Canadian Medical and Surgical Knowledge Translation Research Group

Status

Completed

Conditions

Ischemic Heart Disease
Ischemic Stroke
Diabetes
Type 1 Diabetes
Peripheral Vascular Diseases
Cardiovascular Diseases
Type 2 Diabetes

Study type

Observational

Funder types

Other

Identifiers

NCT05253521
Pro00059664

Details and patient eligibility

About

ORIGINS-RCE is an observational, cross-sectional, two-arm study aimed at determining if an individual's ethnic origin influences the number of blood vessel-forming stem cells in the bloodstream. Circulating progenitor cells will be enumerated and the distribution patterns of these cell types will be assessed to determine if these parameters differ between individuals of South Asian origin and European origin. Specifically, this study will evaluate if differential regenerative cell exhaustion (RCE) may account, at least in part, for the differences in cardiovascular risk reported between individuals of South Asian vs European origin.

Full description

Individuals of South Asian origins have been reported to be at higher risk of ischemic heart disease than those of European origins. While differential morphometries and culturally related behavioural habits are believed to account in part for the difference, there is growing evidence that cardiometabolic risk factors can accelerate pro-vascular progenitor cell depletion and dysfunction. The cumulative effects that aberrant regenerative cell exhaustion (RCE) have on vessel repair accordingly increases the risk of atherothrombotic events.

ORIGINS-RCE is an observational, cross-sectional, two-arm study that will evaluate the progenitor cell profiles of peripheral blood samples from 120 individuals (60 of South Asian origins, 60 of European origins). The working hypothesis is that individuals of South Asian and European origins have innately different progenitor profiles that can be further altered by behavioural/cultural habits.
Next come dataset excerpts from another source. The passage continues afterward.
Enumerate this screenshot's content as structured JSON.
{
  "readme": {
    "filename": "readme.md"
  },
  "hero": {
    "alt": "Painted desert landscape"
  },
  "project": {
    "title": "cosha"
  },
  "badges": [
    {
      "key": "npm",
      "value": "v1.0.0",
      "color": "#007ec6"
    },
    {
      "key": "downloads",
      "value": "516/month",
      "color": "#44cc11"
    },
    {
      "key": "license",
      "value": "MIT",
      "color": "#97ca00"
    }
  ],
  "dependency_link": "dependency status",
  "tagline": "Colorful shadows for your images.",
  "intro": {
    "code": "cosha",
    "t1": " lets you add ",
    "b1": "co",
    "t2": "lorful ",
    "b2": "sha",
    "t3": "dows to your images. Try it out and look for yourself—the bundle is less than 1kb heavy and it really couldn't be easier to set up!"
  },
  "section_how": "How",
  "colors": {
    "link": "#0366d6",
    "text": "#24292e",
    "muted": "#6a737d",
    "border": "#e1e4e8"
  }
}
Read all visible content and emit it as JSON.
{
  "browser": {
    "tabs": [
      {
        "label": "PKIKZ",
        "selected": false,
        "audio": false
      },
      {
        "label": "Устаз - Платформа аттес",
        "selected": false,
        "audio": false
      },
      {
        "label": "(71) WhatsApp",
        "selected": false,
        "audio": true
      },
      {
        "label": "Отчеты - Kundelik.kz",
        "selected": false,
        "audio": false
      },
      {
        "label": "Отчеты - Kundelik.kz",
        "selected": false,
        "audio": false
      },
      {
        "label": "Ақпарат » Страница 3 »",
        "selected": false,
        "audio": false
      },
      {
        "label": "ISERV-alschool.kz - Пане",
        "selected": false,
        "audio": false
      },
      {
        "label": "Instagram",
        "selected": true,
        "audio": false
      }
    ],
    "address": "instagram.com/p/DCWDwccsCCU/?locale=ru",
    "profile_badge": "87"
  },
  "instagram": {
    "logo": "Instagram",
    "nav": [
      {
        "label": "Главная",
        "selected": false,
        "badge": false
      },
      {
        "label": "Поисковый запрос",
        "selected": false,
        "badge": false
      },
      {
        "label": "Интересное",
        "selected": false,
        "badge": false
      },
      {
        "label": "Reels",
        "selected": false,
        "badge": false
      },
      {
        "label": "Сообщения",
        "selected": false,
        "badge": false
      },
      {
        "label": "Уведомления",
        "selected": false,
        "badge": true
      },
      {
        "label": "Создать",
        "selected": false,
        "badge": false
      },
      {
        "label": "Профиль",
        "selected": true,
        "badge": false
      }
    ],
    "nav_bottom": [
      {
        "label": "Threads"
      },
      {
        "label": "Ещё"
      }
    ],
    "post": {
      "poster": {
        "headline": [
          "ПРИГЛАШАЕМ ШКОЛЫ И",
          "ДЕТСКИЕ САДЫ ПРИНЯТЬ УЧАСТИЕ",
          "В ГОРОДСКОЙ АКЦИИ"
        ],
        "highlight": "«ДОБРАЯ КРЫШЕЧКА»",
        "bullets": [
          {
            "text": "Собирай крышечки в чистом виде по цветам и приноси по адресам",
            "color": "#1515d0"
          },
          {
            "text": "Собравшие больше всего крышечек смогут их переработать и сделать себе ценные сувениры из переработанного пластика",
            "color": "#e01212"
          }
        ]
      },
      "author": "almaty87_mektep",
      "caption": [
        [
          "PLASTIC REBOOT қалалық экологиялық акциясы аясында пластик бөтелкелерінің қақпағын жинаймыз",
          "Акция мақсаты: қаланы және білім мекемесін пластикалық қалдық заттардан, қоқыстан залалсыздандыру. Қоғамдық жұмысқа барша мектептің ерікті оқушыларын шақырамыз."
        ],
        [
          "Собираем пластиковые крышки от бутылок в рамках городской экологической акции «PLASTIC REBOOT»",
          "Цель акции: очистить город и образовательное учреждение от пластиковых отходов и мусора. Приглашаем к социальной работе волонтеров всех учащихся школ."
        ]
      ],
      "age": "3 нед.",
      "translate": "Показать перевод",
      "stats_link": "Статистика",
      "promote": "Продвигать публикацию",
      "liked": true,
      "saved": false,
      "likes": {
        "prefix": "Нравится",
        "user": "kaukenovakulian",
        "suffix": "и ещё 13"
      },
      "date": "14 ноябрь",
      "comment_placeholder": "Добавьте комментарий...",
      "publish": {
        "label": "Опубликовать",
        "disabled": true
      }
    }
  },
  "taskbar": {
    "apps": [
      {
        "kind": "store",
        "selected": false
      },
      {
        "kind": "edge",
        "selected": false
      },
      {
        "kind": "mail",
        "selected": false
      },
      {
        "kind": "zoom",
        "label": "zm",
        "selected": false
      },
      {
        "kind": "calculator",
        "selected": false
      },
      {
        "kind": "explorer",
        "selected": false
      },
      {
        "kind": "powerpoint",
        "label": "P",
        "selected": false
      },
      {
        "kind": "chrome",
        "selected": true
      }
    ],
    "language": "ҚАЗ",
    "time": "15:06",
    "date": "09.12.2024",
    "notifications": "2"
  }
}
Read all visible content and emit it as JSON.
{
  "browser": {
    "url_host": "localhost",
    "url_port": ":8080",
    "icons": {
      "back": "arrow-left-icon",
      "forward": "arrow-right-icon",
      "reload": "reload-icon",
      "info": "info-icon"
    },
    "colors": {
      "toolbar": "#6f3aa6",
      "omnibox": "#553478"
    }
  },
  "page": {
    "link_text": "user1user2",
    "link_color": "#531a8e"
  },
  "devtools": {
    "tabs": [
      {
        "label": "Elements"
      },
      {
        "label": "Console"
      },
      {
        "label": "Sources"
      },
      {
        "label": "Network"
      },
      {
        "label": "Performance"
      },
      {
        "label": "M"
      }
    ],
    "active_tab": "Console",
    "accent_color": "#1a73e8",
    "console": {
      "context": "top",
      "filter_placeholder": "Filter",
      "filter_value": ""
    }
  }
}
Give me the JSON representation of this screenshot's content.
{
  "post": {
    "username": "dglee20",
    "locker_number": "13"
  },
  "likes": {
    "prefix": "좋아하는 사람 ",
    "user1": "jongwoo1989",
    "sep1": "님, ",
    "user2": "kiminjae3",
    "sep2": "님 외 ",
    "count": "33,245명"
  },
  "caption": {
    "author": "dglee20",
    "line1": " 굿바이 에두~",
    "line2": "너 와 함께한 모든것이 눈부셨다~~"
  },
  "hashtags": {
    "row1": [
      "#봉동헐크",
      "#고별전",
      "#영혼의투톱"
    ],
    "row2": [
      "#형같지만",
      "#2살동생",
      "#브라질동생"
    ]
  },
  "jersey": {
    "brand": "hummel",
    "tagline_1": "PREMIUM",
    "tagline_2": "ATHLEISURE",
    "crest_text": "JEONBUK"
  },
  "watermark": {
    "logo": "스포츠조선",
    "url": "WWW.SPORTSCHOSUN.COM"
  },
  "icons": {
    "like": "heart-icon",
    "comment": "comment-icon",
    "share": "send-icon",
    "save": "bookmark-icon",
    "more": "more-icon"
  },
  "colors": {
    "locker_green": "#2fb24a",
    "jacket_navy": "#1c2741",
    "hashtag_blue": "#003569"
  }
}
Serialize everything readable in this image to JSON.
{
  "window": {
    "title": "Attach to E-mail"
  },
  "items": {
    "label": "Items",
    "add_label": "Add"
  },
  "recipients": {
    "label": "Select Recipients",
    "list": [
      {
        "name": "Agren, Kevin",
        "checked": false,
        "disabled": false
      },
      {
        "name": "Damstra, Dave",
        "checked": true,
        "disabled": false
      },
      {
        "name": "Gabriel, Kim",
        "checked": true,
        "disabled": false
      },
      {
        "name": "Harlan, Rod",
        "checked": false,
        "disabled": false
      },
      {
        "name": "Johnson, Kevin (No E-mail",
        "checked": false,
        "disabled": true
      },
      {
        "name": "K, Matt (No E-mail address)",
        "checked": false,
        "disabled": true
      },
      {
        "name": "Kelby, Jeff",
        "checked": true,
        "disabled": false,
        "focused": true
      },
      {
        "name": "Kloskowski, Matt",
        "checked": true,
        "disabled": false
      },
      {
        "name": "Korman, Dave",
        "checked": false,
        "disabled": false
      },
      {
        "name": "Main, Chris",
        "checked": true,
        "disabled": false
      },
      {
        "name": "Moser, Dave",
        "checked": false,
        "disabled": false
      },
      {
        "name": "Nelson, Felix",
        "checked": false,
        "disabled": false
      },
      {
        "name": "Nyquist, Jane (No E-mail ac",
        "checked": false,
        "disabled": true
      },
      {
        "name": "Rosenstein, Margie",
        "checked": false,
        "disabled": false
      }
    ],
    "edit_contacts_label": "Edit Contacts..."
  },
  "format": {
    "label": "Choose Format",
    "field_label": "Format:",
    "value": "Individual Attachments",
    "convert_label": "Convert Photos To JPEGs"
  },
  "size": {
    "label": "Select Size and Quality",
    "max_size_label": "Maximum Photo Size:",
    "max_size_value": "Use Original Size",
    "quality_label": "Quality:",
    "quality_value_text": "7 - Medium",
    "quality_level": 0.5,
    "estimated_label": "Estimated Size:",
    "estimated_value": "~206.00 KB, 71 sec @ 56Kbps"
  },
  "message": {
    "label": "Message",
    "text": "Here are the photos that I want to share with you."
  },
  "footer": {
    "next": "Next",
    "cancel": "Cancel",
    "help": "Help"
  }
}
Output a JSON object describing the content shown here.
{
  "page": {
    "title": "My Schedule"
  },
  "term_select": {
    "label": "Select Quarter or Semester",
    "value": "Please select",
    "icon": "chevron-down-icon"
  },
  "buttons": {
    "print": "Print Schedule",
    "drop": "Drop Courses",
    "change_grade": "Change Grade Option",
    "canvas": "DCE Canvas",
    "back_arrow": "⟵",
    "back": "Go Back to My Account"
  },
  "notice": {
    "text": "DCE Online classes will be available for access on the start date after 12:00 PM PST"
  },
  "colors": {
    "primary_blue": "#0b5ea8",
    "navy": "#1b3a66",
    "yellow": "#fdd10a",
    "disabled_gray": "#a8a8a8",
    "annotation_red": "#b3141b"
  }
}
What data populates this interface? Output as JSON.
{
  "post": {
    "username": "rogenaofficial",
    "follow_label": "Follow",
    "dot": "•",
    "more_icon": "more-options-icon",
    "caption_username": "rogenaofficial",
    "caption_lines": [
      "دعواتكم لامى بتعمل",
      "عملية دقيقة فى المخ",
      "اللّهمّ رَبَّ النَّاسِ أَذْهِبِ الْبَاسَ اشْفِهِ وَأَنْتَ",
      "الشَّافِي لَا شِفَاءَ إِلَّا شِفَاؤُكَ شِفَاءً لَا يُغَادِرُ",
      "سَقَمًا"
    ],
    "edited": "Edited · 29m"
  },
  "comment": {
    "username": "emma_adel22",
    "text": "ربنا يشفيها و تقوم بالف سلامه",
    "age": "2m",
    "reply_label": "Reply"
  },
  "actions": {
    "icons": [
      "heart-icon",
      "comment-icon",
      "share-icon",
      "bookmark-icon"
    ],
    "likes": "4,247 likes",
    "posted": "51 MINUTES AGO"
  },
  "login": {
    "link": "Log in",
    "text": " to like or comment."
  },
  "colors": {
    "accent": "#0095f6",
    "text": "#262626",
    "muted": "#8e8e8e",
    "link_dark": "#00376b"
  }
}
The resultant differences in RCE capability will affect the balance between pro-inflammatory and vessel repair functions that in turn contribute to the contrasting cardiometabolic risks exhibited between the two study cohorts.

Enrollment

120 patients

Sex

All

Ages

40+ years old

Volunteers

No Healthy Volunteers

Inclusion and exclusion criteria

  1. Adults 40 years of age or older of South Asian origin or white European origin as defined by the following:

    1. South Asian defined as any individual who identifies as Anglo-Indian, Bangladeshi, Bengali, Bhutanese, Goan, Gujarati, Indian, Jatt, Kashmiri, Maharashtrian, Malayali, Nepali, Pakistani, Punjabi, Sindhi, Sinhalese, Sri Lankan, Tamil, Telugu, or other South Asian.
    2. White Europeans or European Origin defined as any individual who identifies as from western European, other northern European, southern European, eastern European or other European origins.
  2. Willing and able to provide written informed consent and comply with study requirements.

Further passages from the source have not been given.